I've added some mod_reqtimeout configuration that I hope will help if it is a slowloris issue.
I've also added additional bot configuration to phpBB which generates output a little differently. Most importantly it leaves off the session id query parameter so the bots get less "unique" urls if they are still considering the sid query parameter to be part of a unique URL. Besides the obvious Bing/Googlebot traffic, the newly configured large traffic bots are:
DotBot
PetalBot
SemrushBot
Amazonbot
Neevabot
Was interesting that Amazon/Alexa is crawling the web, makes sense if they are going to compete with Google on voice search front.
The worst offender by far is Neevabot, over a million requests to the site in just a couple weeks. If the phpBB bot settings don't help with them I might have to block their ip.
The corporate bots aren't the only offenders, we have what appear to be several individuals that are concerned about having copies of the wiki and have implemented bots of various forms to try and archive the wiki. If the bots were all well written to only get the content it wouldn't be much of a problem but most of them tend to do things like archive the user pages, the talk pages, the special pages, and every single page diff. Some of them are causing 40k hits per day to the site so I'll probably need to block them also.
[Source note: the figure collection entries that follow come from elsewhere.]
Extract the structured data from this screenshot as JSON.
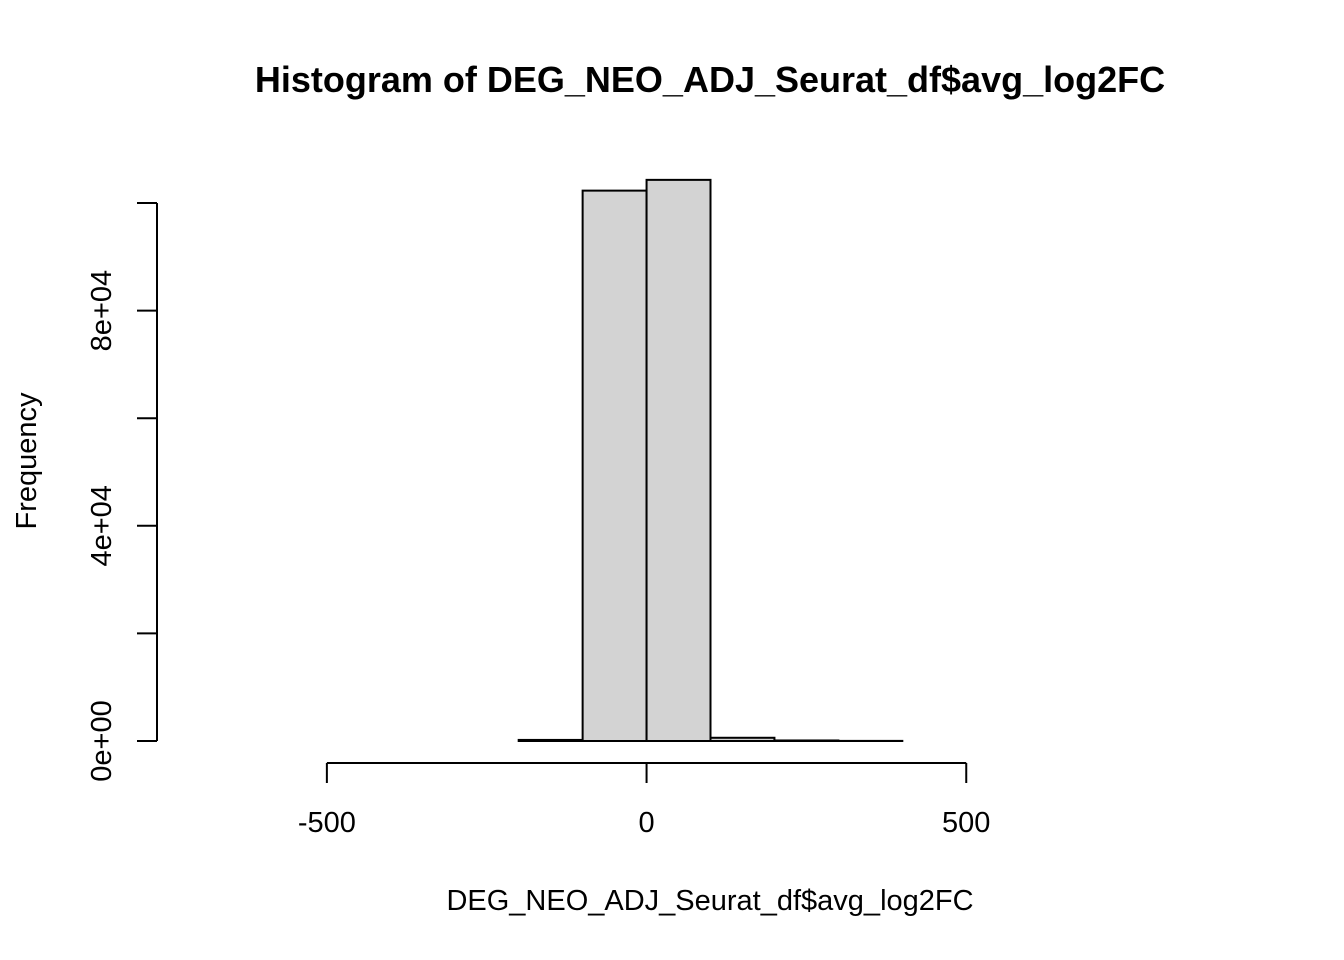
{
  "chart_data": {
    "type": "bar",
    "title": "Histogram of DEG_NEO_ADJ_Seurat_df$avg_log2FC",
    "xlabel": "DEG_NEO_ADJ_Seurat_df$avg_log2FC",
    "ylabel": "Frequency",
    "xlim": [
      -700,
      900
    ],
    "ylim": [
      0,
      100000
    ],
    "bin_width": 100,
    "x_ticks": [
      {
        "value": -500,
        "label": "-500"
      },
      {
        "value": 0,
        "label": "0"
      },
      {
        "value": 500,
        "label": "500"
      }
    ],
    "y_ticks": [
      {
        "value": 0,
        "label": "0e+00"
      },
      {
        "value": 20000,
        "label": ""
      },
      {
        "value": 40000,
        "label": "4e+04"
      },
      {
        "value": 60000,
        "label": ""
      },
      {
        "value": 80000,
        "label": "8e+04"
      },
      {
        "value": 100000,
        "label": ""
      }
    ],
    "bins": [
      {
        "start": -700,
        "end": -600,
        "count": 0
      },
      {
        "start": -600,
        "end": -500,
        "count": 0
      },
      {
        "start": -500,
        "end": -400,
        "count": 0
      },
      {
        "start": -400,
        "end": -300,
        "count": 0
      },
      {
        "start": -300,
        "end": -200,
        "count": 0
      },
      {
        "start": -200,
        "end": -100,
        "count": 200
      },
      {
        "start": -100,
        "end": 0,
        "count": 102300
      },
      {
        "start": 0,
        "end": 100,
        "count": 104300
      },
      {
        "start": 100,
        "end": 200,
        "count": 600
      },
      {
        "start": 200,
        "end": 300,
        "count": 100
      },
      {
        "start": 300,
        "end": 400,
        "count": 20
      },
      {
        "start": 400,
        "end": 500,
        "count": 0
      },
      {
        "start": 500,
        "end": 600,
        "count": 0
      },
      {
        "start": 600,
        "end": 700,
        "count": 0
      },
      {
        "start": 700,
        "end": 800,
        "count": 0
      },
      {
        "start": 800,
        "end": 900,
        "count": 0
      }
    ]
  }
}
We do have a copy of the wiki available for download at
https://files.osdev.org/osdev_wiki.zip if you want the information in an offline form, its not perfect but it mostly works. It was a little stale because the generation was hanging. I've fixed that. Issue there was that people have been uploading larger animated gifs for their OS images so I had to adopt the change from
https://gerrit.wikimedia.org/r/c/mediaw ... e/+/91501/ to allocate more memory to the image conversion process.
The wiki archive is a simple wget command:
Code:
wget --inet4-only --no-check-certificate --mirror -k -p --reject '*=*,User:*,Special:*,User_talk:*' --exclude-directories='User:*,User:*/*,User:*/*/*,User_talk:*,User_talk:*/*,User_talk:*/*/*,Special:*,Special:*/*,Special:*/*/*' --user-agent="osdev-mirror" https://wiki.osdev.org/Main_Page
If anyone wants to suggest better options for generating an offline copy of the content pages in the wiki or post processing that should be performed I'd welcome it.